Dans le premier cas, le cerveau des participants est actif dans le processus d’orientation et a donc mémorisé des points de repères visuels durant son parcours. Au contraire, plusieurs zones du cerveau, dont l’hippocampe et le cortex préfrontal, n’étant pas stimulées sont restées endormies pour le second groupe. La mémoire de ces personnes n’ont pas enregistré de données utiles s’en remettant totalement à l’assistance de la navigation. 
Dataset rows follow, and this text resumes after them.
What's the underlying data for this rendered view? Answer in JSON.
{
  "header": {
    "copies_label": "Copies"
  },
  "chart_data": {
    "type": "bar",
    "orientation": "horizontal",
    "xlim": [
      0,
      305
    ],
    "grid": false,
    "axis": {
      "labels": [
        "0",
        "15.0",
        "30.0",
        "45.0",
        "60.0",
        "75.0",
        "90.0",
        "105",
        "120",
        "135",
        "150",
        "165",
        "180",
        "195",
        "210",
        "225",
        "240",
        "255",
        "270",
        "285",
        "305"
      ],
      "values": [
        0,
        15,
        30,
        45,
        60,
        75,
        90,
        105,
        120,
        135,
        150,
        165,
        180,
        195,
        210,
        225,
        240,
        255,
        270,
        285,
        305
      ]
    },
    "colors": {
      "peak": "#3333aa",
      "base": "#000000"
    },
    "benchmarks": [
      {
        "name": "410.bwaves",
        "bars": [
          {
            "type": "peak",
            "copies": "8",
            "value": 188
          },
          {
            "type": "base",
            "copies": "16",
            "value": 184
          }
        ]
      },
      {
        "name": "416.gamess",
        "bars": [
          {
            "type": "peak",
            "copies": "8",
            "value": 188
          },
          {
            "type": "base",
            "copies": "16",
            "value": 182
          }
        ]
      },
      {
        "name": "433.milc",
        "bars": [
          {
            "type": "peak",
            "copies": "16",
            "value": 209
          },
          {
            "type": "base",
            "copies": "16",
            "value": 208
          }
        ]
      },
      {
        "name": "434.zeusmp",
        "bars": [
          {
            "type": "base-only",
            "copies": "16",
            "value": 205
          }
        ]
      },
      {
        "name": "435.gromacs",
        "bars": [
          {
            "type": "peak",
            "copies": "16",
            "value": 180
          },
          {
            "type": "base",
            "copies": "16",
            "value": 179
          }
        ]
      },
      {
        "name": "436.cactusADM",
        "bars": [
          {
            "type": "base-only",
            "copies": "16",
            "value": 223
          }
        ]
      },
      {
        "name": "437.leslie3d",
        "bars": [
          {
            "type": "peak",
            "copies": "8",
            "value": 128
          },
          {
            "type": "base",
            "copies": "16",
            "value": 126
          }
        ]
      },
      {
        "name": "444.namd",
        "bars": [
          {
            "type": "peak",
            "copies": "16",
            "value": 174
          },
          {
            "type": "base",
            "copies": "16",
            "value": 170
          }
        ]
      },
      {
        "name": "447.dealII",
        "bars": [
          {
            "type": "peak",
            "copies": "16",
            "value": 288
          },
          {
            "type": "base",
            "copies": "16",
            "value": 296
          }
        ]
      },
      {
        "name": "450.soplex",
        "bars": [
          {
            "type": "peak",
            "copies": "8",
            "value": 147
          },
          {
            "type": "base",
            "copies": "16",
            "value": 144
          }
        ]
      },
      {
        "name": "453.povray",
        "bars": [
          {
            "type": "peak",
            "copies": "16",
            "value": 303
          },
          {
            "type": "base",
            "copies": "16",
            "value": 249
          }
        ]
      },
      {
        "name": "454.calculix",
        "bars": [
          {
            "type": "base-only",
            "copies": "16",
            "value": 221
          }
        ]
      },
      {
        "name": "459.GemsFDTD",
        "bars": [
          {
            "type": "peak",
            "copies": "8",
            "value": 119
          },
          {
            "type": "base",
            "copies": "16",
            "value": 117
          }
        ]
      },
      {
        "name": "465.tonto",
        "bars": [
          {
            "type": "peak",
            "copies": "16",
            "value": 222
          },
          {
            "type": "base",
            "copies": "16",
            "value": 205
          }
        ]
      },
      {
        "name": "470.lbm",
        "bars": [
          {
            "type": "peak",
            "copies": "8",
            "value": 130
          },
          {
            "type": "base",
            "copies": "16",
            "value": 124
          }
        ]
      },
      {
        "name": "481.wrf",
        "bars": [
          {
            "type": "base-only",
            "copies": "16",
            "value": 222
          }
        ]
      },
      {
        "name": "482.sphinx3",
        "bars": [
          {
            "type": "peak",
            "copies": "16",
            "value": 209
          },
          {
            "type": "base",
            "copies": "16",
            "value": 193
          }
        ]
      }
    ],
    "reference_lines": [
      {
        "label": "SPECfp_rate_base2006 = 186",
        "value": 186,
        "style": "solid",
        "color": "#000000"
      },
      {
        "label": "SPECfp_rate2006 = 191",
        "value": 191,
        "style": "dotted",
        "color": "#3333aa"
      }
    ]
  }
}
En l’absence de stimulation, les zones du cerveau utilisées pour se localiser régressent, comme démontré par une étude de 2017 au moyen de techniques IRM utilisées sur des personnes se repérant dans le quartier de Soho, à Londres.

Des risques pour la santé mentale à long terme

Il n’y a pas de doute sur le fait que les applications GPS nous facilitent la vie. Mais selon l’étude publiée dans Nature non seulement une utilisation intensive des systèmes de navigation peut nous rendre idiots, mais présente aussi des risques pour notre santé mentale à long terme, plus précisément lorsque nous serons âgés. «Avec le GPS classique, des zones très archaïques du cerveau qui fonctionnaient depuis des siècles ne sont plus stimulées et nous risquons que cela affecte notre santé mentale à un âge avancé», explique Mar González Franco, une des auteures de l’étude qui travaille chez Microsoft.

«Quand nous vieillissons notre hippocampe et nos capacités spatiales déclinent… Du coup, créer des cartes mentales n’est pas seulement important pour notre vie de tous les jours, mais devient critique avec le vieillissement», indique l’étude. Elle souligne également que: «explorer de nouveaux environnements, comprendre notre position actuelle et se souvenir comment revenir sont essentiels pour une orientation réussie. De fait, savoir où nous allons et d’où nous venons sont des processus fondamentaux qui ont été critiques pour la survie de nos ancêtres».

Dans le monde de l’automobile, les écrans ont pris le pouvoir depuis plusieurs années et apportent de plus en plus de fonctionnalités plus ou moins utiles… et plus ou moins néfastes. Comme le souligne l’étude de Microsoft: «il est important d’être engagé activement dans le monde qui nous entoure».